Optimizing slow queries in a rapidly growing Postgres Table - Part 2

This article continues from Optimizing slow queries in a rapidly growing Postgres Table - Part 1.

If you would like to understand the context behind the problem, do check it out!

D.7 Partitioning

Partitioning refers to the breaking up of a table into smaller logical chunks

Logical because it has no storage on its own as they appear to be virtual

Declarative Partitioning The partitioned table itself is a “virtual” table having no storage of its own. Instead, the storage belongs to partitions, which are otherwise-ordinary tables associated with the partitioned table.

  Each partition stores a subset of the data as defined by its *partition bounds*. All rows inserted into a partitioned table will be routed to the appropriate one of the partitions based on the values of the partition key column(s). Updating the partition key of a row will cause it to be moved into a different partition if it no longer satisfies the partition bounds of its original partition.

  Src: https://www.postgresql.org/docs/current/ddl-partitioning.html#DDL-PARTITIONING-DECLARATIVE

Good to read Major enhancements to Partitioning in PostgreSQL 11:
- Improvements to partitioning functionality, including:
  - Add support for partitioning by a hash key
  - Add support for PRIMARY KEY, FOREIGN KEY, indexes, and triggers on partitioned tables
  - Allow creation of a “default” partition for storing data that does not match any of the remaining partitions
  - UPDATE statements that change a partition key column now cause affected rows to be moved to the appropriate partitions
  - Improve SELECT performance through enhanced partition elimination strategies during query planning and execution
Source: https://www.postgresql.org/docs/11/release-11.html

Check out E.22.3.1.1 for more info on partitioning

How does partitioning solve our problem for us?

• Query performance can be improved dramatically in certain situations, particularly when most of the heavily accessed rows of the table are in a single partition or a small number of partitions.
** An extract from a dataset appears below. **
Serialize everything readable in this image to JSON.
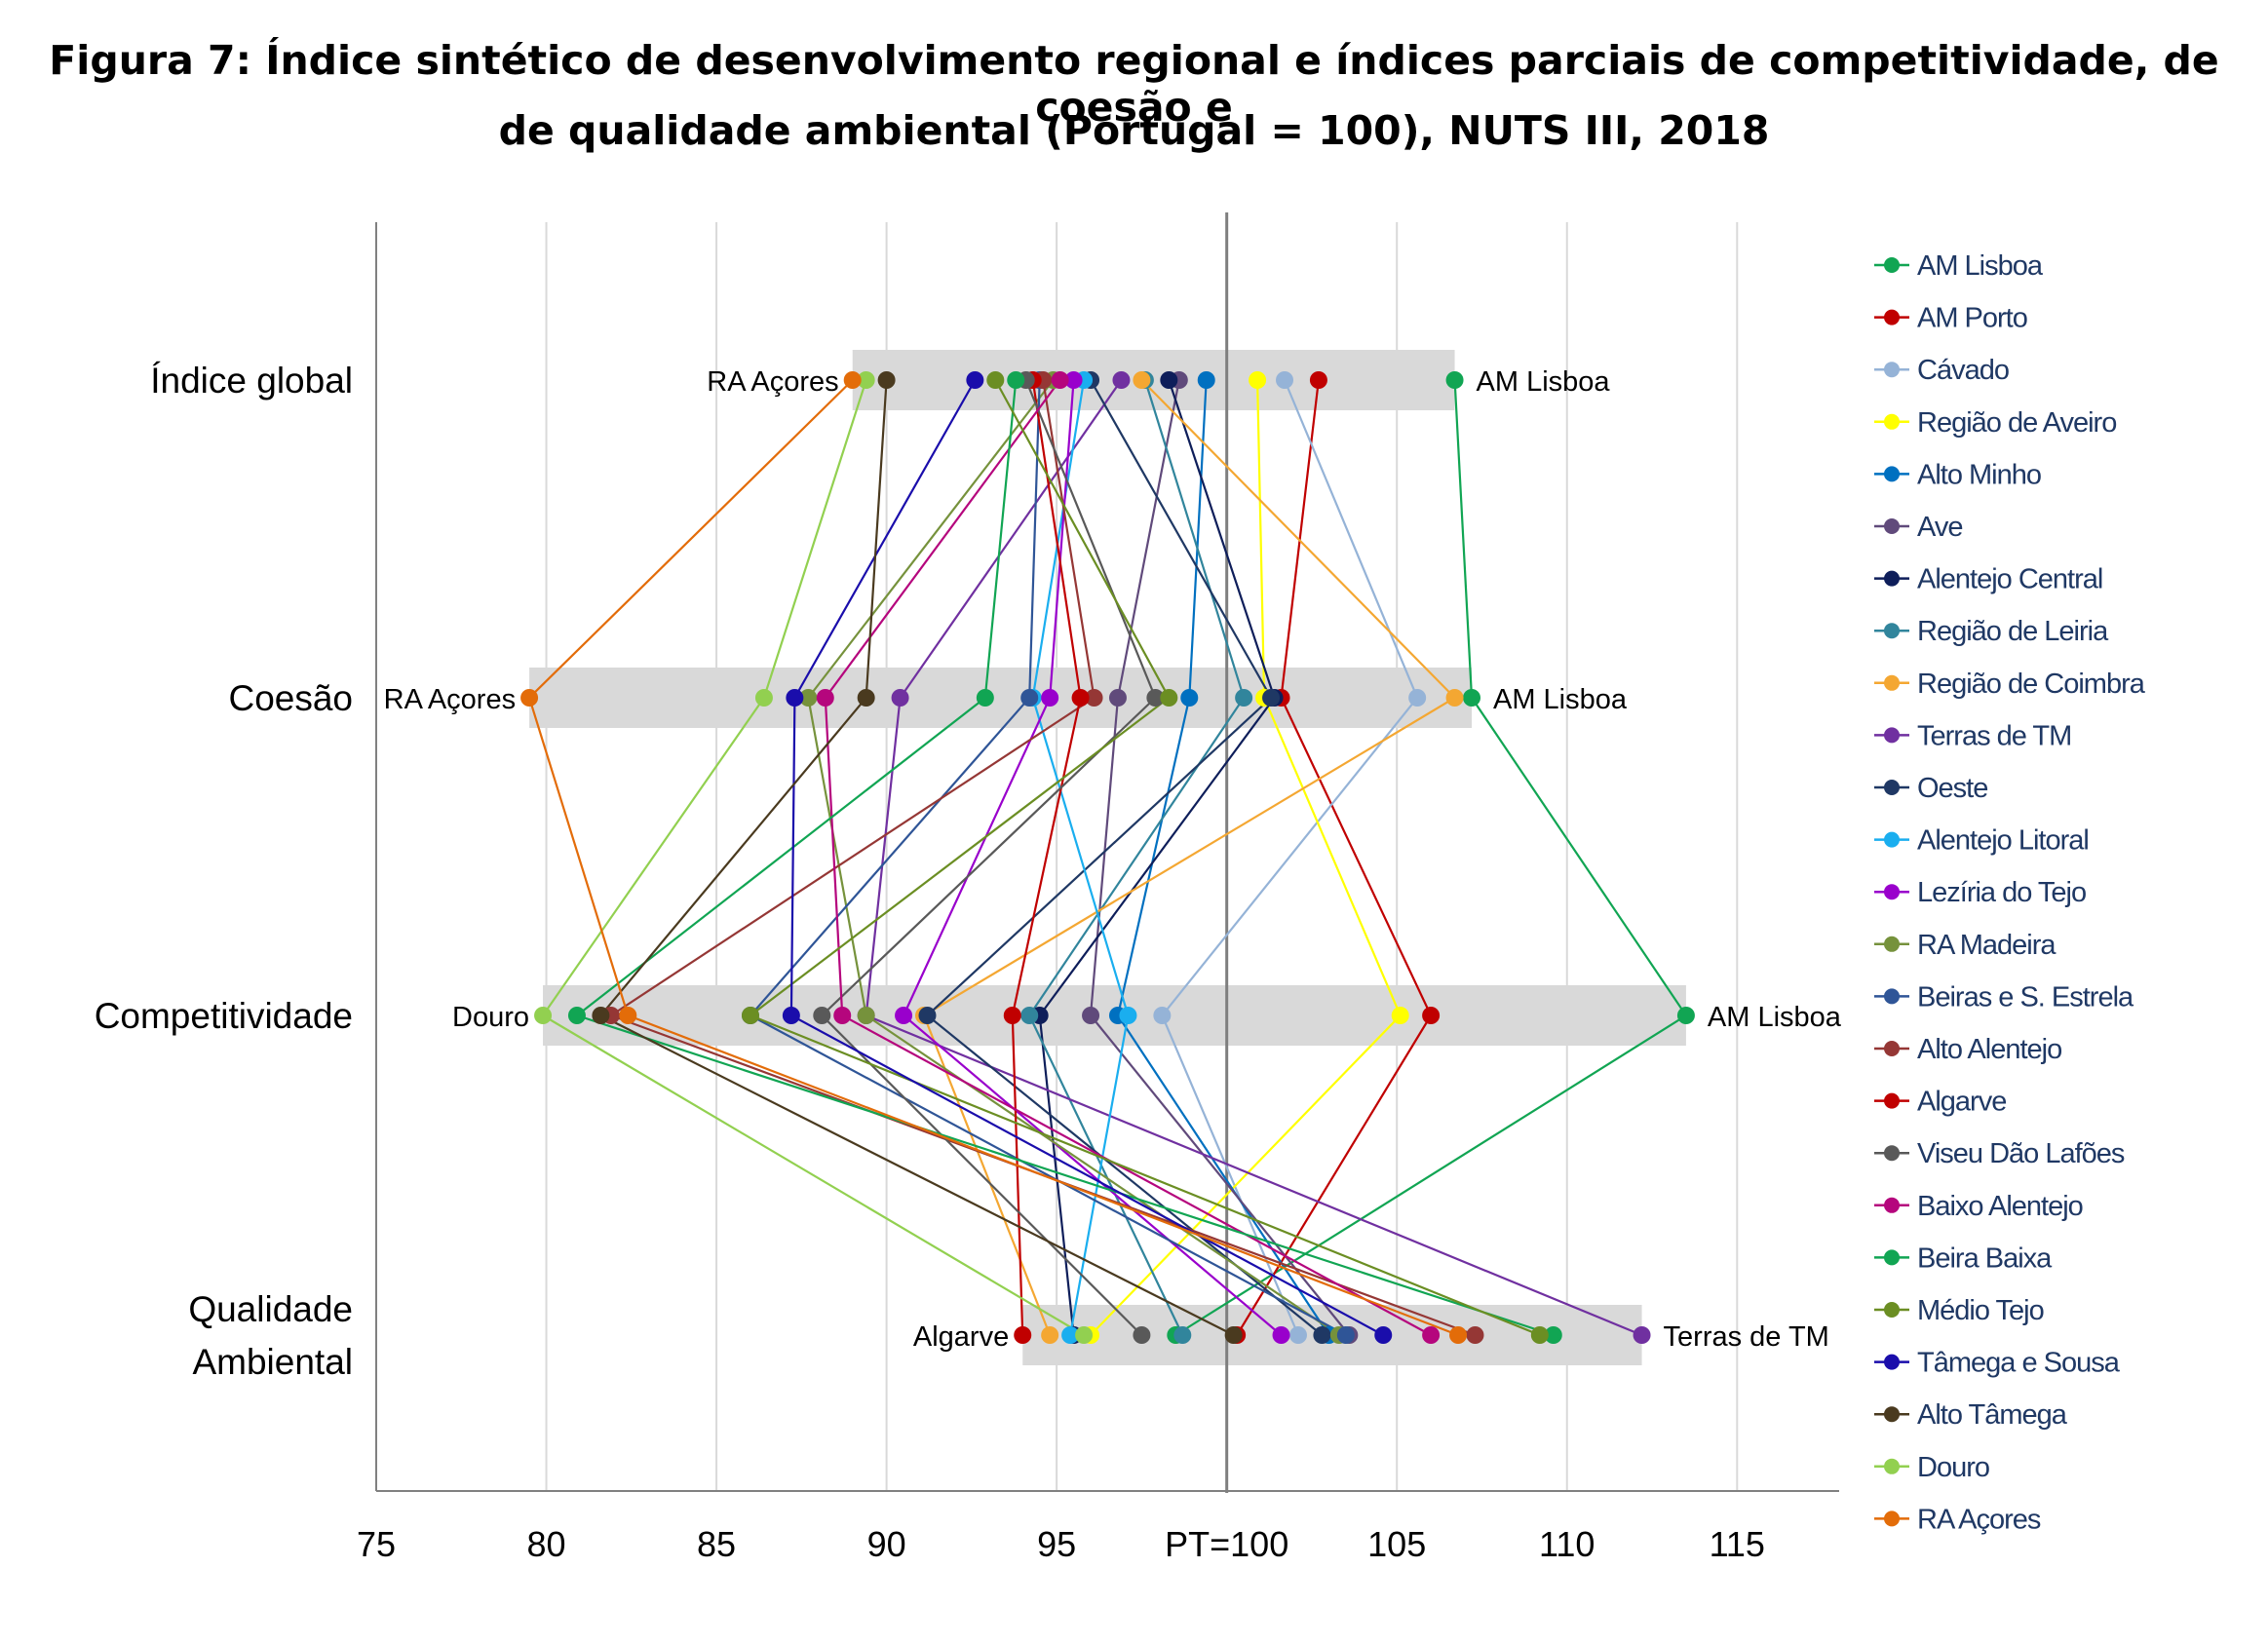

Partitioning effectively substitutes for the upper tree levels of indexes, making it more likely that the heavily-used parts of the indexes fit in memory.

• When queries or updates access a large percentage of a single partition, performance can be improved by using a sequential scan of that partition instead of using an index, which would require random-access reads scattered across the whole table.

Src: https://www.postgresql.org/docs/current/ddl-partitioning.html#DDL-PARTITIONING-OVERVIEW

These 2 points reflect very similarly to our query access pattern to crm_contact table
In our case, we query for upserted agent contacts based on user_id for internal sales members, everytime we need to fetch relevant information for a particular internal sales agent, we are dealing with a relatively big table of 1.3m rows,
- During which operations, such as hash joins are applied on the entire inner and outer tables and the relevant indices might need to be scanned in their entirety, adding significant overhead to many queries, including in memory requirements, especially during counts without much filters.
Multiple sql queries on the same large table have potential to lock up the table, where as splitting up the contacts may help to improve concurrency of sql queries
Having a partition for each of these internal sales team members also increases and makes it easier to collect more statistics for each of these user_id partitioned partition on a per table basis.
It makes it easier for us to manage data for internal sales users who are no longer with the firm
- ANALYZE and VACUUM ops are now performed on smaller partitions and the overhead required is much smaller
- We can just drop/detach the partitioned table for that user, and we do not require any VACUUM to get the space back (as opposed to something like DELETE FROM .. WHERE…)
- Source: https://www.adyen.com/knowledge-hub/introduction-to-table-partioning

Indexing vs Partitioning

Benefit for partitioning is that INSERT, UPDATEs and DELETE statements will run alot faster because non clustered index on the current partitioned tables will be much smaller
Partitioning method chosen:
- We decided to go with List partitioning because:
  1. The type of internal sales users are more or less predetermined and defined and they do not change often.
    1. We can identify them via our internal user_id
  2. Downside is that it does not offer control over partition sizes
    1. But we do not think it is an issue because our platform should have already ingested most, if not all of the agents who are registered with CEA
    2. Hence the count of agent contacts per sales team member shouldn’t increase too drastically
- Why not range
  - Conversely, the query pattern is heavily reliant on user_id so there is no range to partition on.
- Why not hash
  - Normally a modulo will be applied on the partition key (numeric key) and that determines the number and location of your partitions
  - Also, user_id is based on UUID so it is also difficult to use the hash strategy to partition at the point in time when we implemented this
  - Furthermore, the number of partitions is predetermined and it may be hard to change in the future as well:
    
    Flexibility is also an issue. Once you choose the divisor for the modulo operation, changing it in the future becomes problematic. You might already have a lot of data in the existing partitions, and since you can only increase the value of the divisor , the new partitions will effectively be much smaller… as you can see, not a very flexible approach.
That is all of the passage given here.